Mgły prześwitem, chmur brzaskiem w burzowym pomruku
objawił się on - galeon i pośród fal huku,
toczony nieboskłonem błyskawic - w tym grzmocie
uderzył o wybrzeże przy lasu wykrocie.
I jak wieloryb stary osiadł na mieliźnie.
Złożył daninę kości swojej ojcowiźnie.
Z pomrukiem chrapliwym nagły skłon wykonał,
zad pełen pąkli w piachu posadził i skonał.
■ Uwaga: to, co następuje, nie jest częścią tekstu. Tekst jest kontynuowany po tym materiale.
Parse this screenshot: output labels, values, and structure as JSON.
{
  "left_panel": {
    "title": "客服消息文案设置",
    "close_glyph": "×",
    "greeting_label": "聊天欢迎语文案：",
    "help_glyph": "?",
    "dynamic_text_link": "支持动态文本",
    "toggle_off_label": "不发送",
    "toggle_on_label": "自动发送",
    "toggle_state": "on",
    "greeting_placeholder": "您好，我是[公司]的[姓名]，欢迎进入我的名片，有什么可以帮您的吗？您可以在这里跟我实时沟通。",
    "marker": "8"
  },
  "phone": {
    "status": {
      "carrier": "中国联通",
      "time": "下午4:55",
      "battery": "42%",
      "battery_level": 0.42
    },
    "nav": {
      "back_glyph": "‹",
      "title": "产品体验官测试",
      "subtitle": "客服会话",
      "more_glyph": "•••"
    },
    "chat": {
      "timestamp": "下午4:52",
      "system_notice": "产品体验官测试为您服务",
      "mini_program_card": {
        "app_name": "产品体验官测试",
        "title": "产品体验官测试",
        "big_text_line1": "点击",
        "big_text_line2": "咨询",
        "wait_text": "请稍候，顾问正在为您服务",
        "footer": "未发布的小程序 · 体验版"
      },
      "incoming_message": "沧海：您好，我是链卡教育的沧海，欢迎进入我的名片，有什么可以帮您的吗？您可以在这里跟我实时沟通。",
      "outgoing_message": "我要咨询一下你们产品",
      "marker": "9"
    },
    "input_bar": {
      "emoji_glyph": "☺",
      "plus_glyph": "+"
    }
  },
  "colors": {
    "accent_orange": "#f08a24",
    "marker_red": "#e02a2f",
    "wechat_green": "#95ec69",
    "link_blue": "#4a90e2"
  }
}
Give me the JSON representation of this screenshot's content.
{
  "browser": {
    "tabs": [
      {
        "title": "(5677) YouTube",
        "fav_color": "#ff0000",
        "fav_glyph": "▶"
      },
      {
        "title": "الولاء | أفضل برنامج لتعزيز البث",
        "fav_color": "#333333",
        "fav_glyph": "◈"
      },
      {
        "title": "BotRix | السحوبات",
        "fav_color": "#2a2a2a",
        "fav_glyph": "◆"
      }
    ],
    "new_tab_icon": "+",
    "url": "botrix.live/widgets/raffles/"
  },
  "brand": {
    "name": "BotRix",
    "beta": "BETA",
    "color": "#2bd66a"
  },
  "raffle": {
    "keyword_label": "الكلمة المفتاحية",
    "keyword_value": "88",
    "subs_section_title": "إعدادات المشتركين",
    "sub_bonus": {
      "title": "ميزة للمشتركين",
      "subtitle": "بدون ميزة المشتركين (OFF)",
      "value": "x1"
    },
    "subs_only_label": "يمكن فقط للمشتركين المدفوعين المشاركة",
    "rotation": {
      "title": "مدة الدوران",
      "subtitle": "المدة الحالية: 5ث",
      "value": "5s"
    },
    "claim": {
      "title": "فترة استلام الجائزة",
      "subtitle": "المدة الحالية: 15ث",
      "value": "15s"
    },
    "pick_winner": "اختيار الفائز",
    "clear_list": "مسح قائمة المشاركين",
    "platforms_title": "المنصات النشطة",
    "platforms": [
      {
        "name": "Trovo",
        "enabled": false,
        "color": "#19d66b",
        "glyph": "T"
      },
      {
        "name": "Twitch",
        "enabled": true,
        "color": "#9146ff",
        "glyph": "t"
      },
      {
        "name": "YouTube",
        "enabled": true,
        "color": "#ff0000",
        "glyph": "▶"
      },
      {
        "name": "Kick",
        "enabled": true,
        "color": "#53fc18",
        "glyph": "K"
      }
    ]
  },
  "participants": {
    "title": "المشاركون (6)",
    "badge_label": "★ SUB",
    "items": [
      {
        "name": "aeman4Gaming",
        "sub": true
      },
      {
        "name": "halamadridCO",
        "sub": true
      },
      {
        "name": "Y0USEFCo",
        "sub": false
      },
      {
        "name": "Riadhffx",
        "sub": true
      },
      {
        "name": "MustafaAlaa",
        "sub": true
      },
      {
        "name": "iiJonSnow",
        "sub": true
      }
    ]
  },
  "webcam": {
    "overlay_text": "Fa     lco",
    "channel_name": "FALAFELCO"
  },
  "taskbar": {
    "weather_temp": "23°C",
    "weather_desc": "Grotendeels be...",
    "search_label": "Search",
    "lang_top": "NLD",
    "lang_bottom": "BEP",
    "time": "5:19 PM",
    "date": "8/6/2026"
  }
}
I tak dobiwszy do celu podróży,
prawie u bram stolicy, u klifów podnóży,
rozrywany przebojem, strzaskany przez skały,
leży pozostawiony, w soli poszarzały.
Żadnego z marynarzy nie ma na tym świecie.
Z górą już lat pięćdziesiąt przeminęło przecie..
Atrament wyblakł. Litery zatarte
w zapomnianej rucie. Nic już to niewarte..
A tyle widzieli z okrętu włodarze wód,
smagli śmiali chłopcy, dranni marynarze..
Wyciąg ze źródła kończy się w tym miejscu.